AI coding using open source models has advantages in transparency and the ability to customize them, but hard questions about licensing and reliability were not fully answered at a QCon London session presented by Loubna Ben Allal, a machine learning engineer at AI collaboration company Hugging Face.
QCon London is a vendor-neutral conference for software developers and architects, with two tracks this year on how AI impacts software development. Will AI put developers out of a job? Few here think so; but few doubt the impact of the technology.
AI for coding came to the fore when GitHub introduced Copilot in 2021, said Ben Allal. “This was a huge breakthrough in the field because this model was so much better than all the other code completion models before it.”
There were issues though with Copilot and also with AWS Code Whisperer and other similar approaches, said Ben Allal. “They were only available to an API, so you don’t have the mode, you can’t use the model to fine tune it on your own use case. You also don’t have information on the data that was used to train these models, so there isn’t a lot of data transparency, and the code to do the training and data processing is not available.”
Ben Allal is on the team for BigCode and StarCoder, described as “an open scientific collaboration run by Hugging Face and ServiceNow Research, focused on open and responsible development of LLMs for code.”
This work is the product of the community, she said, and scores “pretty high” when compared to other AI coding resources. “The pillars of this project are three. Full data transparency. For example, if you want to use our models, you can know exactly on which data they were trained. This data is public and you can inspect it. We also open source the code for processing the data sets and training the models, to make our work reproducible, and the model weights are released and with a commercially-friendly license,” she said.
How was the training data sourced? “We basically scraped all of GitHub and then we filtered the data sets for licenses we can use and then we did additional filtering like removing files that look similar,” said Ben Allal. There is also an opt-out; owners of repositories who do not want their code to be used can complete a form and “we’ll make sure to not use your data,” she told attendees.
Hugging Face has released the free Hugging Chat, which is “like ChatGPT, but only uses open source models,” said Ben Allal.
QCon attendees had some hard questions though. “All the code that you suck in somehow from GitHub, you say you take care that the licenses are OK. So I guess there will be no GPL code in your Large language models? But what about other licenses?” asked one, noting that “almost all the licenses I know say that you must leave intact the copyright header and that you must add the license file to the code that you’re producing.”

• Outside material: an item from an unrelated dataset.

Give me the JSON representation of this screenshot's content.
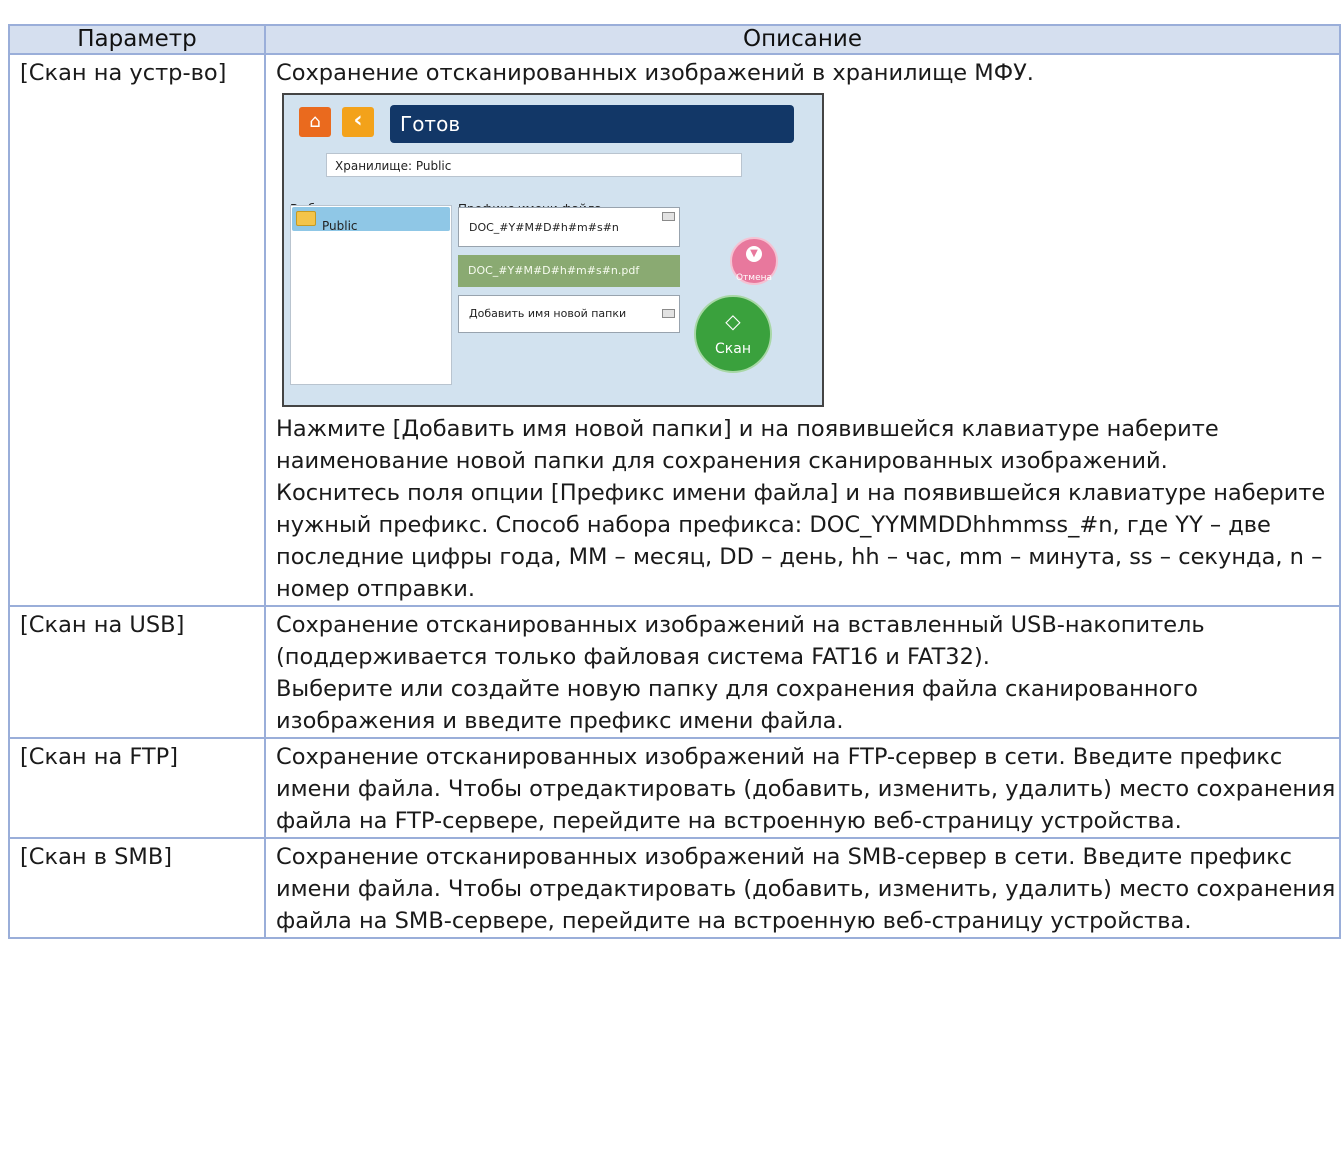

Ben Allal said that when results are generated, the data set is checked and “if we find that it is an exact copy of something that was in the data set, we have a red alert and if you click on the link you can find exactly which repository that was from and then you can attribute the author.”
There is an underlying question though which is at what point generated code can be considered a copy of someone else’s code, and when it becomes perhaps a new creation not subject to the license.
Does Hugging Face have an agreement with GitHub that it can scrape the data? “There’s no agreement between us and GitHub because we only use the repositories that are public,” said Ben Allal.
How does Hugging Face identify code of low quality that perhaps should not be included? It is a hard problem, Ben Allal indicated. The team experimented with training only on five-star repositories, but “this significantlyreduced the size of the data. And we ended up with a model that was the worst of all the models we trained.” The team does use some filters to remove auto-generated files, she said, as well as filters for secrets or personally identifiable data.
Another question related to what happens when the model is trained on data that is itself generated by AI. Could the model collapse? This is in reference to a study which found that “as a model is trained recursively on data generated from previous generations of itself over time, its performance degrades until the model eventually becomes completely useless.”
The answer was inconclusive. “We haven’t seen that that happen … maybe in the future,” said Ben Allal.